At first glance, Gabriel appears to be a washed-up old vaquero, or cowboy, who lives in a state of nostalgic regret on a patch of barren land. Gabriel works a demeaning job, drinks himself into a stupor on a weekly basis, and frequently fights with his wife. But as the novel progresses, the depth and dignity of Gabriel’s relationship with the llano becomes clear. Even though he lives in a state of regret, he does so only out of his genuine fondness for the vaquero way of life. His choice to live on barren rather than fertile land results from his desire to be near the llano. His barren surroundings also support the idea that his family lives on the threshold of civilization and isolation.

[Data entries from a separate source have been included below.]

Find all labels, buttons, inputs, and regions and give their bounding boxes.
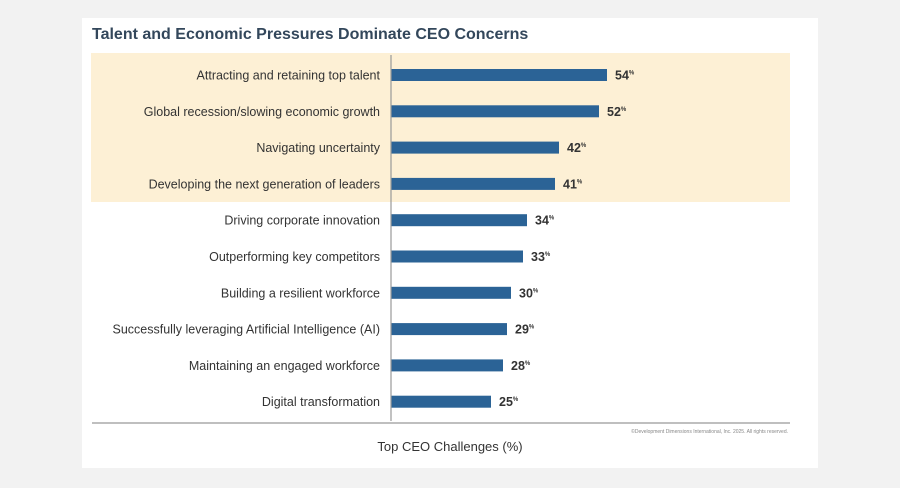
value-label: 33% xyxy=(531,250,551,264)
bar xyxy=(391,141,559,154)
category-label: Outperforming key competitors xyxy=(209,250,380,264)
category-label: Building a resilient workforce xyxy=(221,286,380,300)
bar xyxy=(391,359,503,372)
category-label: Global recession/slowing economic growth xyxy=(144,105,380,119)
value-unit: % xyxy=(629,71,635,77)
bar xyxy=(391,250,523,263)
chart-title: Talent and Economic Pressures Dominate C… xyxy=(92,26,529,43)
value-label: 29% xyxy=(515,323,535,337)
copyright-notice: ©Development Dimensions International, I… xyxy=(631,429,788,435)
bar xyxy=(391,69,607,81)
category-label: Digital transformation xyxy=(262,395,380,409)
value-unit: % xyxy=(577,179,583,185)
category-label: Maintaining an engaged workforce xyxy=(189,359,380,373)
value-unit: % xyxy=(525,361,531,367)
value-label: 34% xyxy=(535,214,555,228)
category-label: Attracting and retaining top talent xyxy=(197,69,381,83)
value-label: 30% xyxy=(519,286,539,300)
value-label: 28% xyxy=(511,359,531,373)
bar xyxy=(391,323,507,336)
value-unit: % xyxy=(549,216,555,222)
x-axis-label: Top CEO Challenges (%) xyxy=(377,439,523,454)
value-unit: % xyxy=(533,288,539,294)
category-label: Navigating uncertainty xyxy=(256,141,380,155)
category-label: Driving corporate innovation xyxy=(224,214,380,228)
bar xyxy=(391,395,491,408)
value-unit: % xyxy=(513,397,519,403)
category-label: Successfully leveraging Artificial Intel… xyxy=(113,323,380,337)
value-unit: % xyxy=(581,143,587,149)
bar xyxy=(391,286,511,299)
bar xyxy=(391,214,527,227)
value-label: 25% xyxy=(499,395,519,409)
category-label: Developing the next generation of leader… xyxy=(149,177,380,191)
bar xyxy=(391,177,555,190)
value-unit: % xyxy=(621,107,627,113)
value-unit: % xyxy=(529,325,535,331)
value-unit: % xyxy=(545,252,551,258)
bar xyxy=(391,105,599,118)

The family’s in-between state causes a great deal of conflict between Gabriel and his wife, María, a Catholic who would like to live in a civilized town. For the sake of María and his family, Gabriel leaves the llano, moves to town, and begins to attend church. Gabriel continually demonstrates maturity, equanimity, and self-sacrifice in this vein as the story progresses. María tries to force Antonio to follow her family’s tradition and become a priest, but Gabriel does not coax him to follow his background and become a vaquero. Instead, Gabriel wants Antonio to become a vaquero only if he chooses that lifestyle. At the conclusion of the novel, Gabriel volunteers to put aside the conflict with the Lunas and help Antonio make his own choice about his future. Like Antonio himself, Gabriel has a serious and inquisitive mind. He has suffered hardship and bad luck, but he continues to strive to do the right thing and to help the people he loves.